WD-planets / AstroToolkit

AstroToolkit Package
Other
2 stars 0 forks source link

Save light curve (and other) data #2

Closed BGaensicke closed 10 months ago

BGaensicke commented 10 months ago

It would be good to save the data that the toolkit retrieves, so one can e.g. make another custom-style plot, or dig into the analysis. At the moment, running e.g.

python datapage_creation.py 159891122647000192

(I replaced the fixed source_id with a command-line parameter) creates a file "lightcurve_data.csv" which contains the ZTF data, I think. However, creating a bunch of HTML pages will overwrite this file.

We'd need to invest a bit of thought into the file name convention: the simplest thing would be "source_id"_ztf.csv or something like that, however, personally I really struggle with the source_id, as they are just a long set of random numbers. One way around this would be to use a coordinate-based string, JHHMMSS.SS+DDMMSS.SS, following the convention that Nicola defined in his white dwarf catalogue paper (https://ui.adsabs.harvard.edu/abs/2019MNRAS.482.5222T):

Screenshot_select-area_20240102130513

To cater for all use cases, the root file name could be JHHMMSS.SS+DDMMSS.SS_"source_id"_ztf.csv.

EthanJMoorfield commented 10 months ago

Hi Boris,

I will take a look at this - I think the best way to implement this would be to separately include this as an option in all query tools. The file you mention is currently only intended to be a temporary file for use in period analysis (which is then removed afterwards).

You can of course just grab the raw ztf data using the 'ztfquery' tool and then save this to a file manually using pandas' .to_csv() but it would definitely be nice if there was an option to automatically do this.

As far as the naming convention, I agree that we should cater for all use cases.
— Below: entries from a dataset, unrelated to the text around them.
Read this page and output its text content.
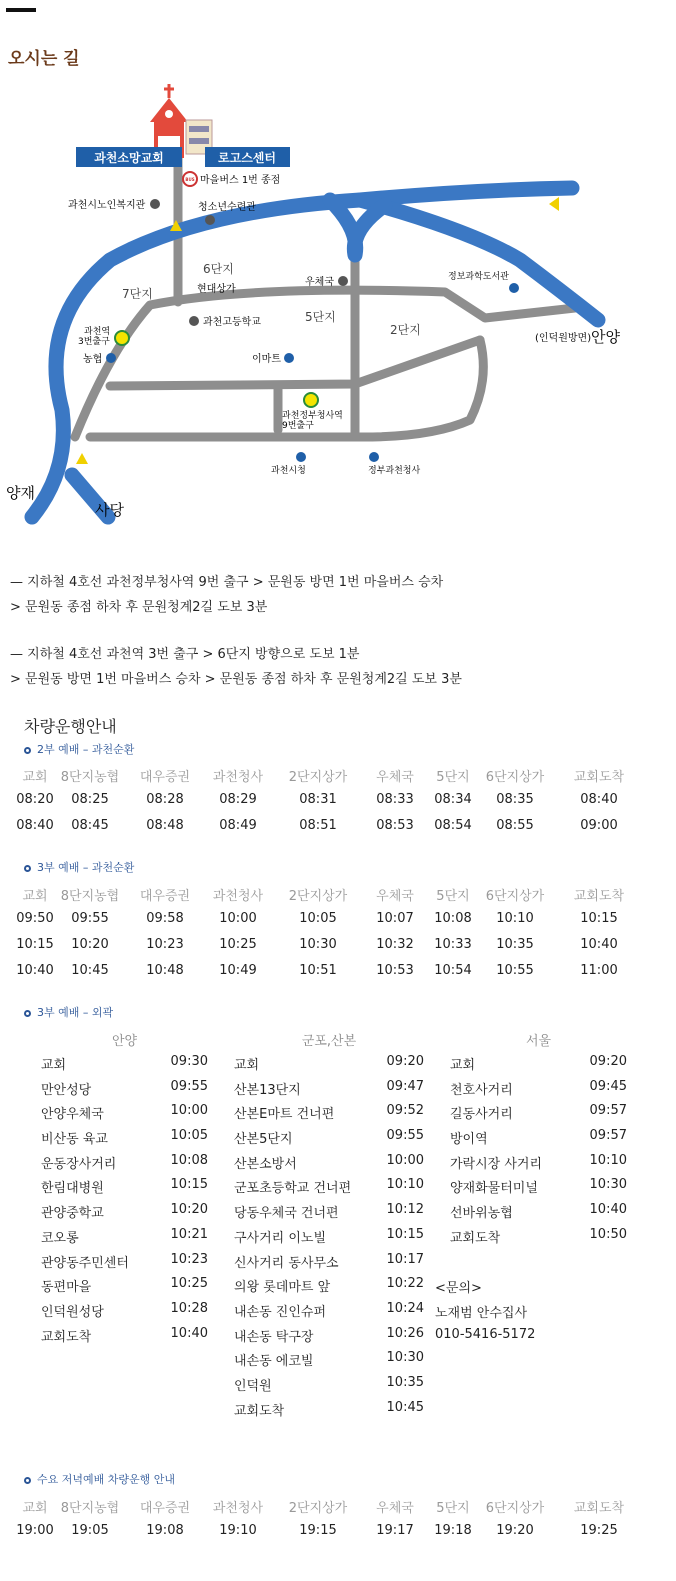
오시는 길
과천소망교회	로고스센터
BUS 마을버스 1번 종점
과천시노인복지관	청소년수련관
6단지
현대상가
7단지
5단지
2단지
우체국	정보과학도서관
과천고등학교
과천역
3번출구
농협	이마트
과천정부청사역
9번출구
과천시청	정부과천청사
(인덕원방면) 안양
양재
사당
— 지하철 4호선 과천정부청사역 9번 출구 > 문원동 방면 1번 마을버스 승차
> 문원동 종점 하차 후 문원청계2길 도보 3분
— 지하철 4호선 과천역 3번 출구 > 6단지 방향으로 도보 1분
> 문원동 방면 1번 마을버스 승차 > 문원동 종점 하차 후 문원청계2길 도보 3분
차량운행안내
2부 예배 – 과천순환
교회	8단지농협	대우증권	과천청사	2단지상가	우체국	5단지	6단지상가	교회도착
08:20	08:25	08:28	08:29	08:31	08:33	08:34	08:35	08:40
08:40	08:45	08:48	08:49	08:51	08:53	08:54	08:55	09:00
3부 예배 – 과천순환
교회	8단지농협	대우증권	과천청사	2단지상가	우체국	5단지	6단지상가	교회도착
09:50	09:55	09:58	10:00	10:05	10:07	10:08	10:10	10:15
10:15	10:20	10:23	10:25	10:30	10:32	10:33	10:35	10:40
10:40	10:45	10:48	10:49	10:51	10:53	10:54	10:55	11:00
3부 예배 – 외곽
안양
교회	09:30
만안성당	09:55
안양우체국	10:00
비산동 육교	10:05
운동장사거리	10:08
한림대병원	10:15
관양중학교	10:20
코오롱	10:21
관양동주민센터	10:23
동편마을	10:25
인덕원성당	10:28
교회도착	10:40
군포,산본
교회	09:20
산본13단지	09:47
산본E마트 건너편	09:52
산본5단지	09:55
산본소방서	10:00
군포초등학교 건너편	10:10
당동우체국 건너편	10:12
구사거리 이노빌	10:15
신사거리 동사무소	10:17
의왕 롯데마트 앞	10:22
내손동 진인슈퍼	10:24
내손동 탁구장	10:26
내손동 에코빌	10:30
인덕원	10:35
교회도착	10:45
서울
교회	09:20
천호사거리	09:45
길동사거리	09:57
방이역	09:57
가락시장 사거리	10:10
양재화물터미널	10:30
선바위농협	10:40
교회도착	10:50
<문의>
노재범 안수집사
010-5416-5172
수요 저녁예배 차량운행 안내
교회	8단지농협	대우증권	과천청사	2단지상가	우체국	5단지	6단지상가	교회도착
19:00	19:05	19:08	19:10	19:15	19:17	19:18	19:20	19:25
Since the Toolkit's accepted input formats are coordinates and Gaia source_id's, I think it's necessary that whichever one was used stays in the filename as they are then also an indicator of the input used to produce the data, and could be fed back into the Toolkit without the need for any transformation.

JHHMMSS.SS+DDMMSS.SS_"source_id"ztf.csv (or JHHMMSS.SS+DDMMSS.SS"ra"_"dec"_ztf.csv) sounds good to me, and should be easy enough to implement as the transformation functions already exist within Toolkit so it would just be a matter of stringing them together.

Thanks,

Ethan

EthanJMoorfield commented 10 months ago

I have now added this, you can save basically any data by adding 'save_data=True' to the tool you are using (e.g. to save lightcurve data, you can use

getztflc(source=...,save_data=True)

The naming convention is as follows:

for pos input, files are named:

ra_dec_identifier.csv

where identifier is e.g. 'ztflc' for ztf light curves.

for source input, files are named:

J..._source_identifier.csv

where J... is the convention above.

I didn't think it made sense to use the J... convention for position input since this can't be proper motion corrected and wouldn't really be an identifier since it would then just be defined at all points in space.

BGaensicke commented 10 months ago

The naming convention sounds ok. I upgraded the toolkit, but could not get saving the light curve to work. I had a look into ZTF.py, and it still has "return_raw"

def getLightCurve(ra,dec,radius=3,return_raw=False):

Maybe this is not yet the latest version?

EthanJMoorfield commented 10 months ago

return_raw just tells the ztf routines to return the 3 plots as separate figure objects (i.e. as [g,r,i], mostly used for creating grids for data pages) without combining them into a single figure, so this is fine - the actual tools you access are all stored within Tools.py which basically acts as a map to all the sub-functions.

I'm not sure why save_data wouldn't be working for ztf but I must have missed something somewhere and forgot to test it, in all the cases I did test save_data works so I'll fix it later today once I arrive at uni.

Thanks for letting me know

EthanJMoorfield commented 10 months ago

I have fixed it, I forgot that ZTF tools return multiple dataframes.

BGaensicke commented 10 months ago

OK, saving the light curve works now.